Un autre exemple présente cette importance de la
synesthésie des sens activée par la liturgie : le folio IIv (psaume 140,
verset 2) du manuscrit latin 2508 (BNF) réalisé à l’abbaye de Farfa (Italie)
figurant le Christ en Majesté au-dessus de David et ses musiciens. La
production du son musical monte vers la vision et entre les deux, Aaron et
Melchisedec agitent des encensoirs de chaque côté de l’image. Encore une fois,
la manifestation théophanique s’exprime grâce à l’activation synesthésique des
cinq sens. L’idée d’atemporalité émerge aussi de cette image, puisque sont
représentés le procédé : l’activation synesthésique des sens, et le
résultat : la vision divine, dans un seul et même espace pictural.
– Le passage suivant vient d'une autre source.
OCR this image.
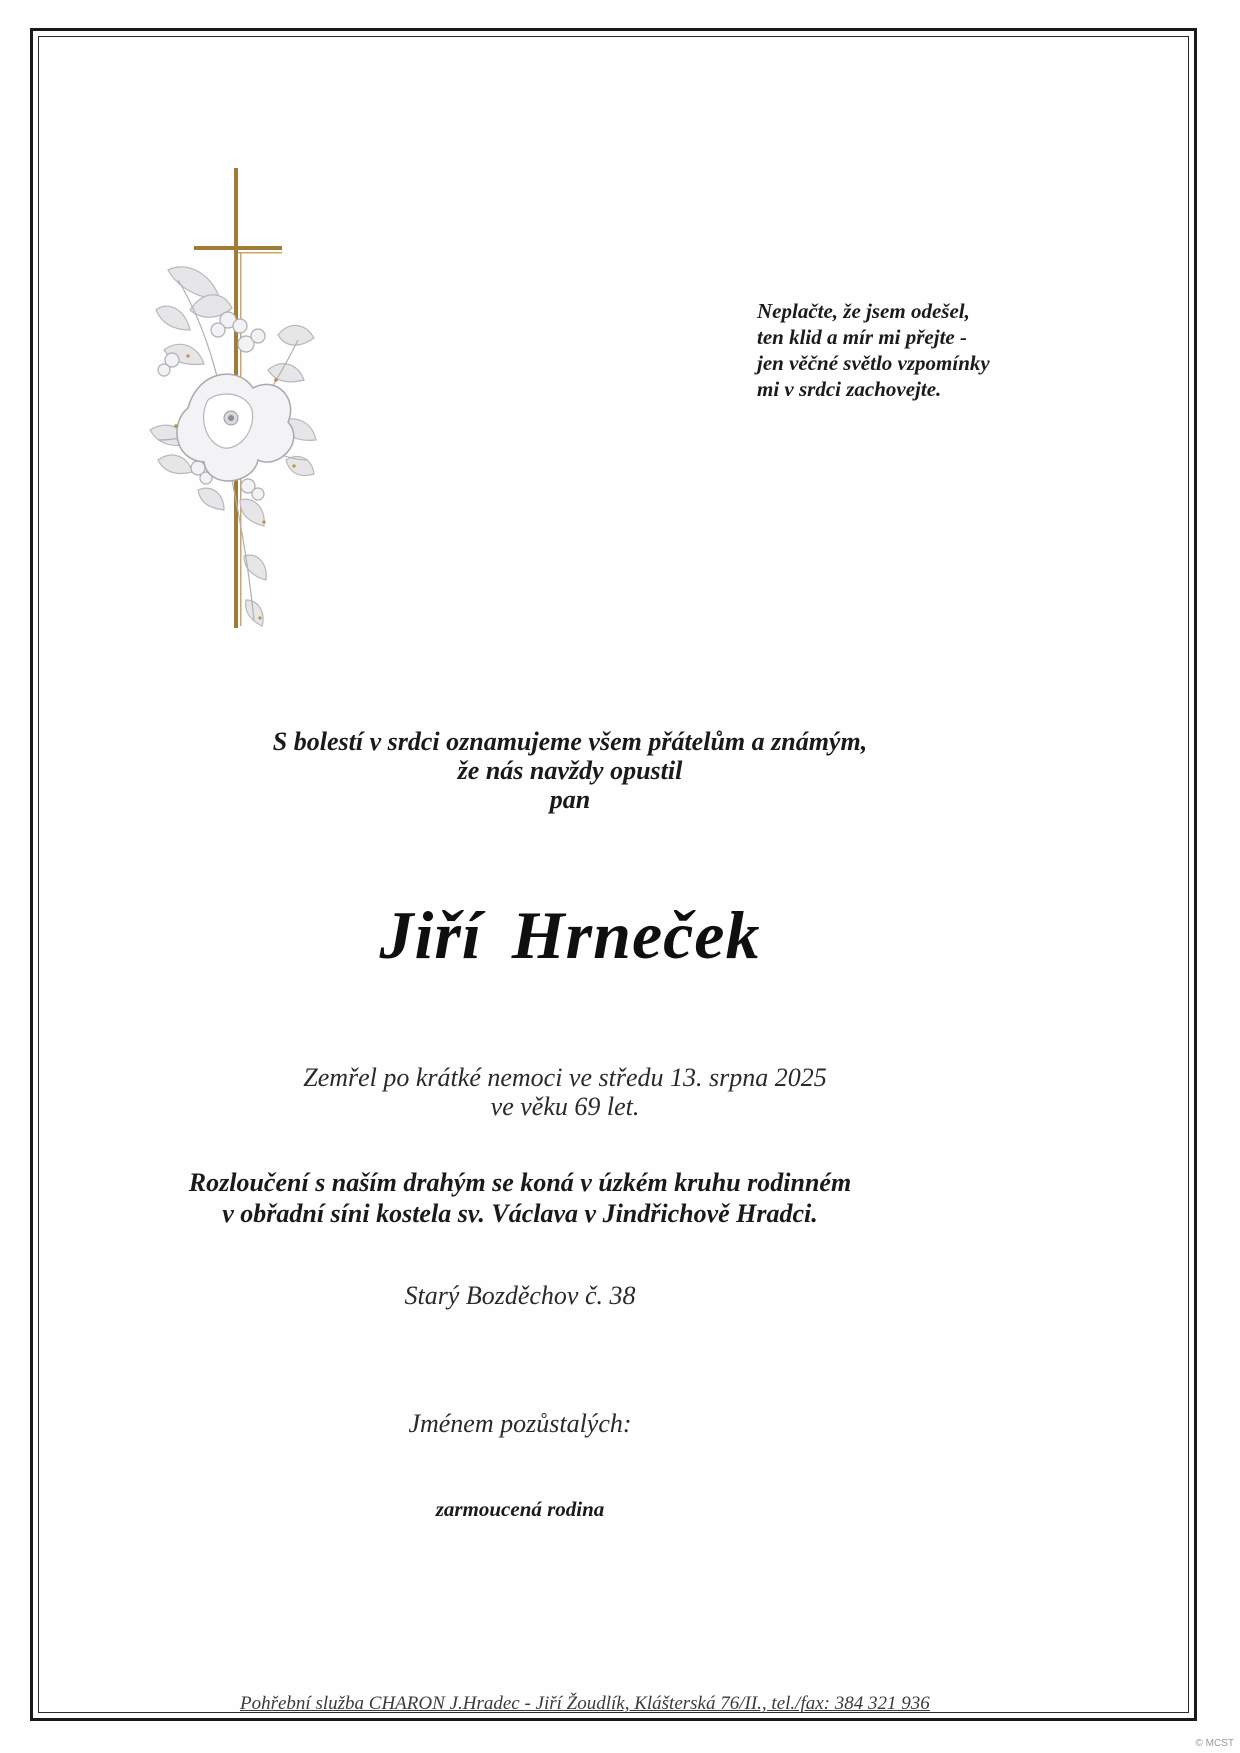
Neplačte, že jsem odešel,
ten klid a mír mi přejte -
jen věčné světlo vzpomínky
mi v srdci zachovejte.
S bolestí v srdci oznamujeme všem přátelům a známým,
že nás navždy opustil
pan
Jiří Hrneček
Zemřel po krátké nemoci ve středu 13. srpna 2025
ve věku 69 let.
Rozloučení s naším drahým se koná v úzkém kruhu rodinném
v obřadní síni kostela sv. Václava v Jindřichově Hradci.
Starý Bozděchov č. 38
Jménem pozůstalých:
zarmoucená rodina
Pohřební služba CHARON J.Hradec - Jiří Žoudlík, Klášterská 76/II., tel./fax: 384 321 936
© MCST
Antiphonaire (ms W 756, Baltimore) |
Un troisième exemple issu d’un folio d’Antiphonaire de messe du
XIIe siècle (ms. W 756, Baltimore, Walters Art Gallery) présentant
l’antienne d’Introït pour la fête de l’Assomption, montre dans la lettrine G du
Gaudeamus, une Vierge couchée les
yeux fermés, au milieu de quelques apôtres, tandis qu’un personnage nimbé
balance un encensoir sur le côté, détail rarissime. Au-dessus, le Christ en
Majesté tient sur ses genoux l’âme de la Vierge, dans une sorte de Vierge à
l’Enfant inversée. Éric Palazzo souligne que cette antienne est à attribuée à
Grégoire le Grand qui l’aurait composée en 592 pour la consécration de l’église
Sainte-Agathe à Rome. Toutefois, un porc malodorant est entré dans cette église
peu de temps après et l’édifice se trouva alors déconsacré par l’irruption de
cette mauvaise odeur ; sa reconsécration se fit grâce à une sorte de
théophanie : une nuée recouvrit l’autel et une bonne odeur se répandit
dans l’édifice. L’encensement du corps de la Vierge représenté dans l’initiale
rappelle cette recréation de la synesthésie. Un lien s’établit en effet entre
l’odeur, la vision et le son (neumes écrites sur la page de l’Antiphonaire).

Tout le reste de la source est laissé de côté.